Ni Biden, ni Trump: Henry Fonda for president
Una genial película-ensayo sobre el protagonista de ‘El joven Lincoln’ radiografía Estados Unidos a través de un actor que alertó del peligro de la política-espectáculo que comenzó con Ronald Reagan
Cuando Henry Fonda murió en 1982 a los 77 años, Maruja Torres escribió en este periódico: “Sus ojos eran lo mejor que tenía. Resultaba difícil no confiar en alguien que miraba así: dos puntales color gris acero que parecían emanar directamente de la Constitución, que establece que ningún ciudadano americano puede declarar contra sí mismo”. Esa descripción de Maruja bien valdría para presentar una de las mejores películas de la próxima temporada, Henry Fonda for President, impresionante documental-ensayo que, tras pasar por la Berlinale y el Bafici, en Buenos Aires, se podrá ver este otoño en España.

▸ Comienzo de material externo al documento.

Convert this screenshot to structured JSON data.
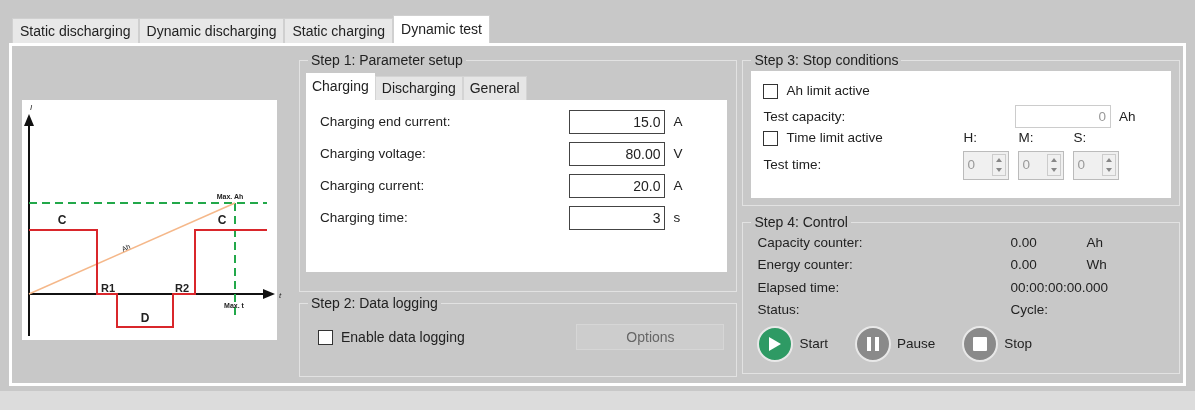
{
  "tabs": [
    {
      "label": "Static discharging",
      "selected": false
    },
    {
      "label": "Dynamic discharging",
      "selected": false
    },
    {
      "label": "Static charging",
      "selected": false
    },
    {
      "label": "Dynamic test",
      "selected": true
    }
  ],
  "diagram": {
    "labels": [
      {
        "kind": "y_axis",
        "text": "I"
      },
      {
        "kind": "x_axis",
        "text": "t"
      },
      {
        "kind": "c1",
        "text": "C"
      },
      {
        "kind": "ah",
        "text": "Ah"
      },
      {
        "kind": "r1",
        "text": "R1"
      },
      {
        "kind": "r2",
        "text": "R2"
      },
      {
        "kind": "d",
        "text": "D"
      },
      {
        "kind": "c2",
        "text": "C"
      },
      {
        "kind": "max_ah",
        "text": "Max. Ah"
      },
      {
        "kind": "max_t",
        "text": "Max. t"
      }
    ]
  },
  "step1": {
    "title": "Step 1: Parameter setup",
    "tabs": [
      {
        "label": "Charging",
        "selected": true
      },
      {
        "label": "Discharging",
        "selected": false
      },
      {
        "label": "General",
        "selected": false
      }
    ],
    "fields": [
      {
        "label": "Charging end current:",
        "value": "15.0",
        "unit": "A"
      },
      {
        "label": "Charging voltage:",
        "value": "80.00",
        "unit": "V"
      },
      {
        "label": "Charging current:",
        "value": "20.0",
        "unit": "A"
      },
      {
        "label": "Charging time:",
        "value": "3",
        "unit": "s"
      }
    ]
  },
  "step2": {
    "title": "Step 2: Data logging",
    "checkbox": {
      "label": "Enable data logging",
      "checked": false
    },
    "options_button": {
      "label": "Options",
      "disabled": true
    }
  },
  "step3": {
    "title": "Step 3: Stop conditions",
    "ah_limit": {
      "label": "Ah limit active",
      "checked": false
    },
    "capacity": {
      "label": "Test capacity:",
      "value": "0",
      "unit": "Ah",
      "disabled": true
    },
    "time_limit": {
      "label": "Time limit active",
      "checked": false
    },
    "time_headers": [
      "H:",
      "M:",
      "S:"
    ],
    "test_time": {
      "label": "Test time:",
      "spinners": [
        {
          "value": "0",
          "disabled": true
        },
        {
          "value": "0",
          "disabled": true
        },
        {
          "value": "0",
          "disabled": true
        }
      ]
    }
  },
  "step4": {
    "title": "Step 4: Control",
    "rows": [
      {
        "label": "Capacity counter:",
        "value": "0.00",
        "unit": "Ah"
      },
      {
        "label": "Energy counter:",
        "value": "0.00",
        "unit": "Wh"
      },
      {
        "label": "Elapsed time:",
        "value": "00:00:00:00.000"
      },
      {
        "label": "Status:",
        "value": "Cycle:"
      }
    ],
    "buttons": [
      {
        "kind": "start",
        "label": "Start",
        "disabled": false
      },
      {
        "kind": "pause",
        "label": "Pause",
        "disabled": true
      },
      {
        "kind": "stop",
        "label": "Stop",
        "disabled": true
      }
    ]
  }
}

Se trata de la primera película del crítico y escritor austriaco Alexander Horwath, quien, a lo largo de tres horas de metraje, hace una admirable radiografía política de Estados Unidos a través del protagonista de El joven Lincoln, la película de John Ford sobre los años de juventud del presidente estadounidense.
El ensayo de Horwath es fascinante, y debería ser de visión obligada este año en el que puede volver Donald Trump a la Casa Blanca con consecuencias impredecibles para el mundo. Fonda, que se consideraba un radical y un rebelde sin militancia, señala en la película algo referido a Ronald Reagan, por el que no sentía ninguna simpatía, ni personal, ni profesional, que resulta escalofriante escuchado hoy: “Reagan me obsesiona tanto que es difícil hablar de ello. Creo que nos conduce al desastre y me sorprende que no haya más oposición a su figura. Con él se abre un camino del que no saldremos en mucho tiempo”. Nada ocurre de la noche a la mañana, y Fonda parece advertirnos de que lo que estamos viviendo ahora empezó a gestarse hace casi medio siglo con la “cruzada” ultraconservadora de un aspirante a actor que tenía, como dice en el documental el hombre que encarnó al Tom Joad de Las uvas de la ira, un peligroso talento que a él le provocaba “arcadas”: dar grandes discursos en los que le decía a la gente “lo que quería escuchar”.
La película recoge acontecimientos históricos terribles, como el linchamiento del joven negro William Brown, atroz episodio del que Fonda fue testigo de adolescente, algo que lo marcó de por vida. También establece relaciones muy bien traídas, por ejemplo, con Jodie Foster. Da gusto escuchar las reflexiones de Horwath sobre un actor que simboliza como pocos la quintaesencia del hombre digno y de palabra, del mito del buen americano. Ese símbolo, con sus luces y sombras, era en realidad alguien muy reservado, que se casó cinco veces y tuvo, debido a su frialdad, una relación muy compleja con sus hijos. Al final de su vida, el actor se hizo granjero y si le adulaban soltaba el debido rebuzno. Un hombre, sin duda, de otra época.
Pero Fonda ni era, ni quería ser un profeta. Era un hombre huraño, sin el menor interés en sí mismo y “sin respuestas correctas sobre ningún asunto”. Un tipo que en su última entrevista, uno de los hilos conductores de la película, llega a decir —por si no ha quedado claro después de cuatro días de conversación—, que ni se tiene en demasiada estima, ni se considera especial: “Ojalá hubiese sido alguien mejor, más listo, solo he tenido la oportunidad de poder interpretar a tipos maravillosos y eso, para alguien que no se gusta a sí mismo, es una gran terapia”.
Esta columna fue originalmente publicada en el número de junio de 2024 de ICON.